Residential mortgages are also available for new construction or renovation of existing a 1-4 family residential property.
Mortgages involving construction usually allow for an initial period of about 12 months to complete the work. During the construction phase, monthly payments are calculated as interest only based on the amount of funds that have been issued. When the property is complete and a Certificate of Occupancy is issued, most construction loans will convert to a fully amortized loan payment schedule.
Self employed borrowers
Income verification for the self employed borrower is our specialty. We begin by reviewing the last two years of personal and business tax returns and extract the income or cash flow that can be used for repayment of the mortgage. At First Hudson Mortgage, we have the underwriting knowledge and experience to address the unique financing challenges that can be presented by the self employed borrower.
The loan limit for Conventional Residential Mortgages is $424,100, as set by Fannie Mae (FMNA) and Freddie Mac (FHLMC).
A loan amount over $424,100 is considered a “Jumbo Mortgage” and is subject to slightly different interest rates and underwriting guidelines.

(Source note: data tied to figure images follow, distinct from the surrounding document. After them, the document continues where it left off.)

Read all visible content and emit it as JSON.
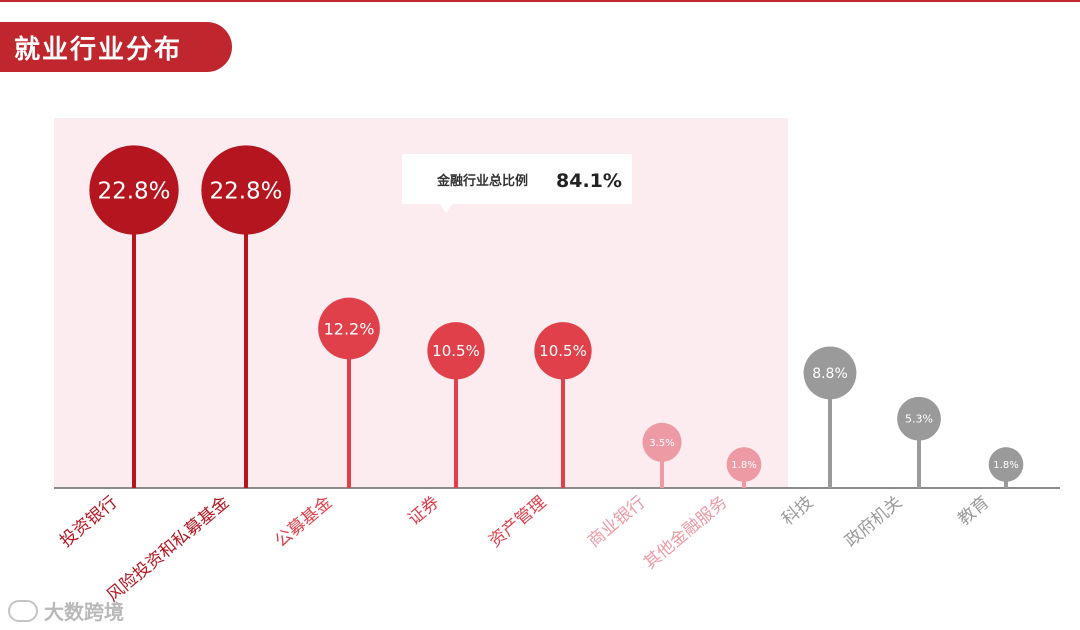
{
  "page": {
    "section_title": "就业行业分布",
    "watermark": "大数跨境"
  },
  "callout": {
    "label": "金融行业总比例",
    "value": "84.1%"
  },
  "colors": {
    "accent": "#c0262d",
    "finance_bg": "#fdecef",
    "grey": "#9a9a9a",
    "axis": "#8a8a8a"
  },
  "chart_data": {
    "type": "lollipop",
    "title": "就业行业分布",
    "categories": [
      "投资银行",
      "风险投资和私募基金",
      "公募基金",
      "证券",
      "资产管理",
      "商业银行",
      "其他金融服务",
      "科技",
      "政府机关",
      "教育"
    ],
    "values": [
      22.8,
      22.8,
      12.2,
      10.5,
      10.5,
      3.5,
      1.8,
      8.8,
      5.3,
      1.8
    ],
    "labels": [
      "22.8%",
      "22.8%",
      "12.2%",
      "10.5%",
      "10.5%",
      "3.5%",
      "1.8%",
      "8.8%",
      "5.3%",
      "1.8%"
    ],
    "groups": [
      "finance",
      "finance",
      "finance",
      "finance",
      "finance",
      "finance",
      "finance",
      "other",
      "other",
      "other"
    ],
    "colors": [
      "#b5151f",
      "#b5151f",
      "#e0404a",
      "#e0404a",
      "#e0404a",
      "#ee9aa4",
      "#ee9aa4",
      "#9a9a9a",
      "#9a9a9a",
      "#9a9a9a"
    ],
    "unit": "%",
    "ylim": [
      0,
      25
    ],
    "grid": false,
    "legend": "none"
  }
}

Loan amounts over the FHLMC/FHMA limit of $424,100, are considered jumbo loans. Interest rate and many standard underwriting guidelines applied to conventional conforming loans, will be modified for the jumbo loan application. Jumbo loans need be originated and underwritten in accordance with the specific requirements of the investor / lender that will ultimately fund the jumbo loan.
Conventional residential mortgages are available with either fixed or adjustable rates and a variety of loan terms. Fixed rates are usually locked at application and remain the same for the life of the loan. Adjustable rates typically offer an initial below market interest rate that will adjust up or down, with the corresponding index and margins. Typically, the shorter the term of the loan, the lower the interest rate will be.

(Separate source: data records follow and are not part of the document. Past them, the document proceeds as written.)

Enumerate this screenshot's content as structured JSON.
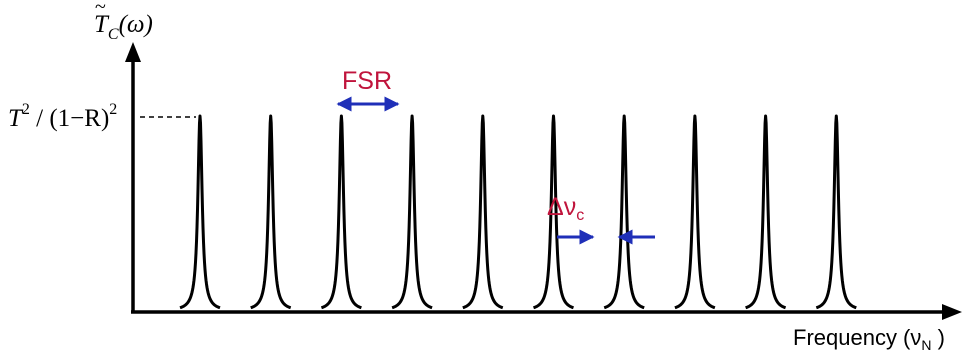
{
  "colors": {
    "curve": "#000000",
    "axis": "#000000",
    "annotation_text": "#c0143c",
    "arrow": "#1f2fb8"
  },
  "y_axis_label": {
    "main": "T",
    "subscript": "C",
    "arg": "(ω)"
  },
  "peak_level_label": {
    "t": "T",
    "exp1": "2",
    "mid": " / (1−R)",
    "exp2": "2"
  },
  "x_axis_label": {
    "prefix": "Frequency (ν",
    "subscript": "N",
    "suffix": " )"
  },
  "fsr_label": "FSR",
  "linewidth_label": {
    "main": "Δν",
    "subscript": "c"
  },
  "peak_count": 10
}
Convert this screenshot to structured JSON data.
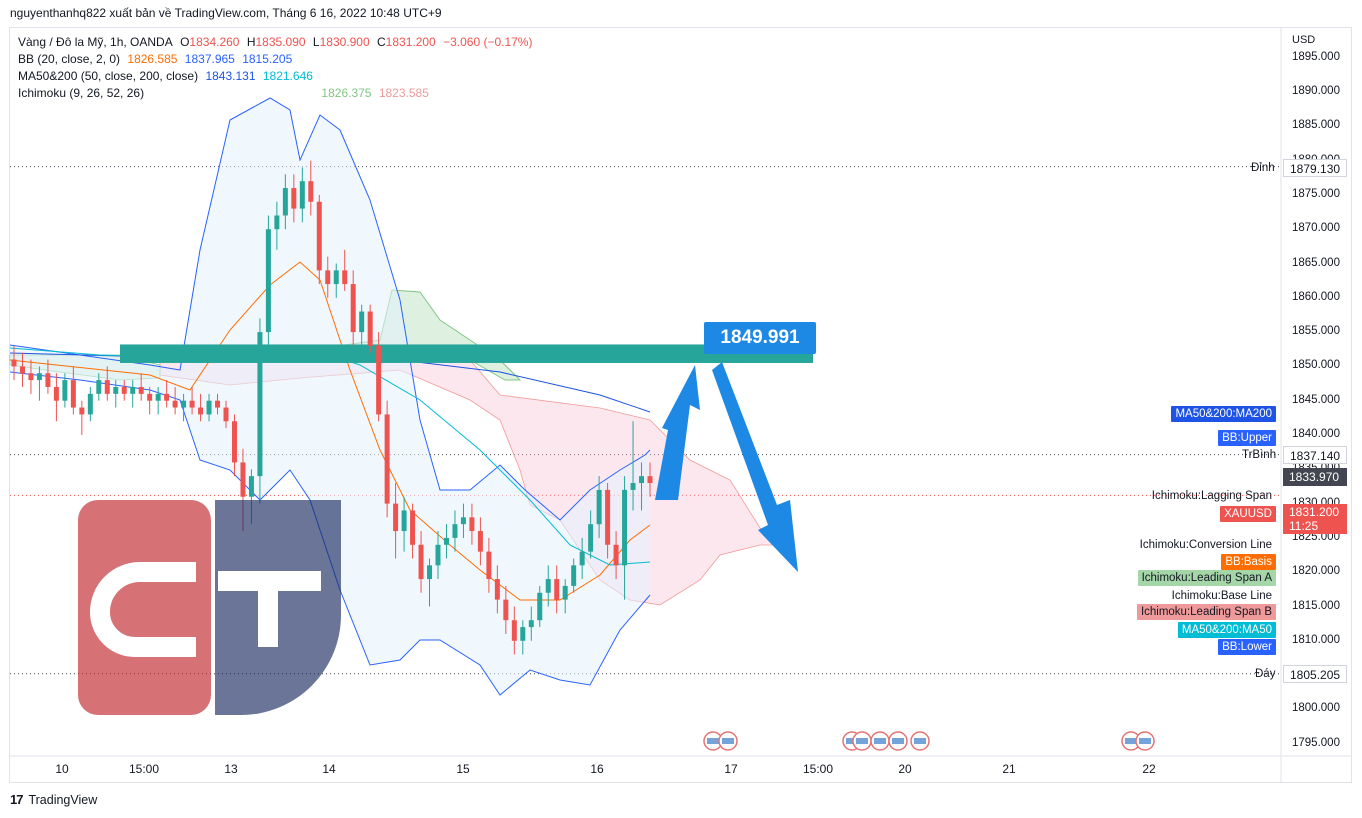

Interest rates vary from lender to lender and are influenced by credit, equity, property type and loan terms. The 30 year fixed-rate mortgage is considered the gold standard of conventional residential mortgages. The interest rate does not change and payments are spread out over the 30 year term, allowing for the lowest required monthly payment.

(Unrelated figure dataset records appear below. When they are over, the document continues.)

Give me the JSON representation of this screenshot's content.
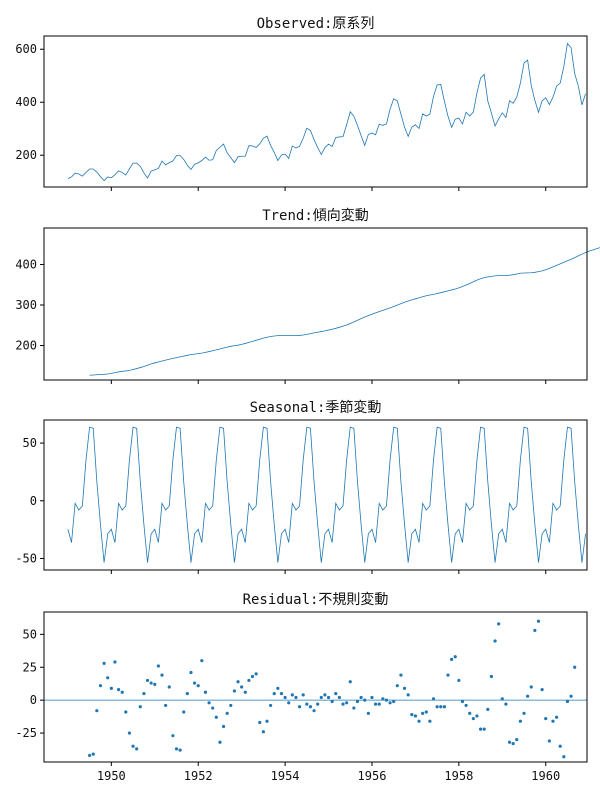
{
  "colors": {
    "series": "#1f77b4",
    "axis": "#000000"
  },
  "chart_data": [
    {
      "type": "line",
      "title": "Observed:原系列",
      "x_start": 1949.0,
      "x_step": 0.0833333,
      "xlim": [
        1948.45,
        1960.95
      ],
      "ylim": [
        80,
        650
      ],
      "yticks": [
        200,
        400,
        600
      ],
      "xticks": [
        1950,
        1952,
        1954,
        1956,
        1958,
        1960
      ],
      "show_xticklabels": false,
      "values": [
        112,
        118,
        132,
        129,
        121,
        135,
        148,
        148,
        136,
        119,
        104,
        118,
        115,
        126,
        141,
        135,
        125,
        149,
        170,
        170,
        158,
        133,
        114,
        140,
        145,
        150,
        178,
        163,
        172,
        178,
        199,
        199,
        184,
        162,
        146,
        166,
        171,
        180,
        193,
        181,
        183,
        218,
        230,
        242,
        209,
        191,
        172,
        194,
        196,
        196,
        236,
        235,
        229,
        243,
        264,
        272,
        237,
        211,
        180,
        201,
        204,
        188,
        235,
        227,
        234,
        264,
        302,
        293,
        259,
        229,
        203,
        229,
        242,
        233,
        267,
        269,
        270,
        315,
        364,
        347,
        312,
        274,
        237,
        278,
        284,
        277,
        317,
        313,
        318,
        374,
        413,
        405,
        355,
        306,
        271,
        306,
        315,
        301,
        356,
        348,
        355,
        422,
        465,
        467,
        404,
        347,
        305,
        336,
        340,
        318,
        362,
        348,
        363,
        435,
        491,
        505,
        404,
        359,
        310,
        337,
        360,
        342,
        406,
        396,
        420,
        472,
        548,
        559,
        463,
        407,
        362,
        405,
        417,
        391,
        419,
        461,
        472,
        535,
        622,
        606,
        508,
        461,
        390,
        432
      ]
    },
    {
      "type": "line",
      "title": "Trend:傾向変動",
      "x_start": 1949.5,
      "x_step": 0.0833333,
      "xlim": [
        1948.45,
        1960.95
      ],
      "ylim": [
        115,
        490
      ],
      "yticks": [
        200,
        300,
        400
      ],
      "xticks": [
        1950,
        1952,
        1954,
        1956,
        1958,
        1960
      ],
      "show_xticklabels": false,
      "values": [
        126.8,
        127.3,
        127.9,
        128.6,
        129.0,
        129.8,
        131.3,
        133.1,
        134.9,
        136.4,
        137.4,
        138.8,
        140.9,
        143.2,
        145.7,
        148.4,
        151.5,
        154.7,
        157.1,
        159.5,
        161.8,
        164.0,
        166.2,
        168.3,
        170.2,
        172.0,
        174.0,
        175.9,
        177.6,
        178.8,
        180.0,
        181.3,
        183.1,
        185.2,
        187.2,
        189.3,
        191.5,
        193.9,
        196.1,
        198.1,
        199.6,
        200.9,
        202.8,
        205.2,
        207.9,
        210.4,
        212.9,
        215.5,
        218.3,
        220.5,
        222.3,
        223.5,
        224.4,
        224.7,
        224.8,
        224.7,
        224.4,
        224.4,
        224.9,
        226.0,
        227.6,
        229.5,
        231.2,
        232.9,
        234.5,
        236.2,
        238.2,
        240.3,
        242.5,
        245.0,
        247.8,
        250.8,
        254.5,
        258.4,
        262.4,
        266.5,
        270.3,
        273.8,
        277.2,
        280.6,
        283.8,
        286.8,
        289.8,
        292.8,
        296.2,
        299.8,
        303.4,
        306.8,
        309.8,
        312.6,
        315.3,
        318.0,
        320.5,
        322.8,
        324.6,
        326.3,
        328.3,
        330.4,
        332.6,
        334.9,
        337.2,
        339.5,
        342.4,
        345.6,
        349.3,
        353.2,
        357.4,
        361.5,
        364.9,
        367.5,
        369.3,
        370.6,
        371.8,
        372.6,
        372.8,
        372.9,
        373.5,
        374.8,
        376.5,
        378.3,
        379.0,
        379.2,
        379.6,
        380.7,
        382.3,
        384.3,
        387.1,
        390.4,
        394.0,
        397.7,
        401.6,
        405.4,
        409.1,
        412.7,
        416.9,
        421.2,
        425.4,
        429.5,
        432.9,
        435.7,
        438.7,
        441.6,
        444.5,
        447.6,
        451.3,
        455.4,
        459.6,
        463.3,
        466.8,
        469.6,
        471.8,
        473.8
      ]
    },
    {
      "type": "line",
      "title": "Seasonal:季節変動",
      "x_start": 1949.0,
      "x_step": 0.0833333,
      "xlim": [
        1948.45,
        1960.95
      ],
      "ylim": [
        -60,
        70
      ],
      "yticks": [
        -50,
        0,
        50
      ],
      "xticks": [
        1950,
        1952,
        1954,
        1956,
        1958,
        1960
      ],
      "show_xticklabels": false,
      "pattern": [
        -24.7,
        -36.2,
        -2.2,
        -8.0,
        -4.5,
        35.4,
        63.8,
        62.8,
        16.5,
        -20.6,
        -53.6,
        -28.6
      ],
      "cycles": 12
    },
    {
      "type": "scatter",
      "title": "Residual:不規則変動",
      "x_start": 1949.5,
      "x_step": 0.0833333,
      "xlim": [
        1948.45,
        1960.95
      ],
      "ylim": [
        -47,
        67
      ],
      "yticks": [
        -25,
        0,
        25,
        50
      ],
      "xticks": [
        1950,
        1952,
        1954,
        1956,
        1958,
        1960
      ],
      "xticklabels": [
        "1950",
        "1952",
        "1954",
        "1956",
        "1958",
        "1960"
      ],
      "show_xticklabels": true,
      "baseline": 0,
      "values": [
        -42,
        -41,
        -8,
        11,
        28,
        17,
        9,
        29,
        8,
        6,
        -9,
        -25,
        -35,
        -37,
        -5,
        5,
        15,
        13,
        12,
        26,
        19,
        -4,
        10,
        -27,
        -37,
        -38,
        -9,
        5,
        21,
        13,
        11,
        30,
        6,
        -2,
        -6,
        -13,
        -32,
        -20,
        -10,
        -4,
        7,
        14,
        10,
        6,
        15,
        18,
        20,
        -17,
        -24,
        -16,
        -4,
        5,
        9,
        5,
        2,
        -2,
        4,
        2,
        -5,
        4,
        -3,
        -5,
        -8,
        -3,
        2,
        4,
        2,
        -1,
        5,
        2,
        -3,
        -2,
        14,
        -6,
        -1,
        2,
        0,
        -10,
        2,
        -3,
        -3,
        1,
        0,
        -2,
        -1,
        11,
        19,
        9,
        4,
        -11,
        -12,
        -16,
        -10,
        -9,
        -16,
        1,
        -5,
        -5,
        -5,
        19,
        31,
        33,
        15,
        -1,
        -4,
        -10,
        -14,
        -12,
        -22,
        -22,
        -7,
        18,
        45,
        58,
        1,
        -3,
        -32,
        -33,
        -30,
        -16,
        -10,
        3,
        10,
        53,
        60,
        8,
        -14,
        -31,
        -16,
        -13,
        -35,
        -43,
        -1,
        3,
        25
      ]
    }
  ]
}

Historically, buyers needed a cash down payment of 20% of the purchase price when buying a property. However, as property values have increased, most buyers do not have a 20% down payment. Today, loan features such as mortgage insurance can be utilized to arrange competitive and affordable mortgages with small or no down payment. FHA, USDA and VA loan programs offer mortgages with a government guarantee form of mortgage insurance. The cost of mortgage insurance will vary depending on the program and, if necessary, the cost of mortgage insurance can be financed as part of the mortgage.
The loan balance can be prepaid in part of in full at any time through out the loan process. Prepayments made to the principle balance will lower the total amount of interest paid over the life of the loan and shorten the term of the loan. The required monthly payment will not change when you prepay a fixed rate loan, unless the loan is being refinanced.
Government-insured loan programs
Lenders provide the funds and a government entity provides the insurance for FHA, USDA, VA and Reverse Mortgage loan programs. The Borrower pays the Insurance premium.
Government-insured loan programs are intended to assist borrower by offering lending solutions and allowing exceptions for borrowers that may not meet conventional underwriting guideline. However, careful examination of the program details, costs and features is recommended before choosing a government insured loan.
First Hudson Mortgage can arrange *Reverse Mortgages, FHA, USDA and VA loans for qualified borrowers.
* Reverse Mortgages offer borrowers over 62 years of age, the opportunity to convert equity in their home to cash with out having to make monthy payment, while still enables them to retain ownership of thier home.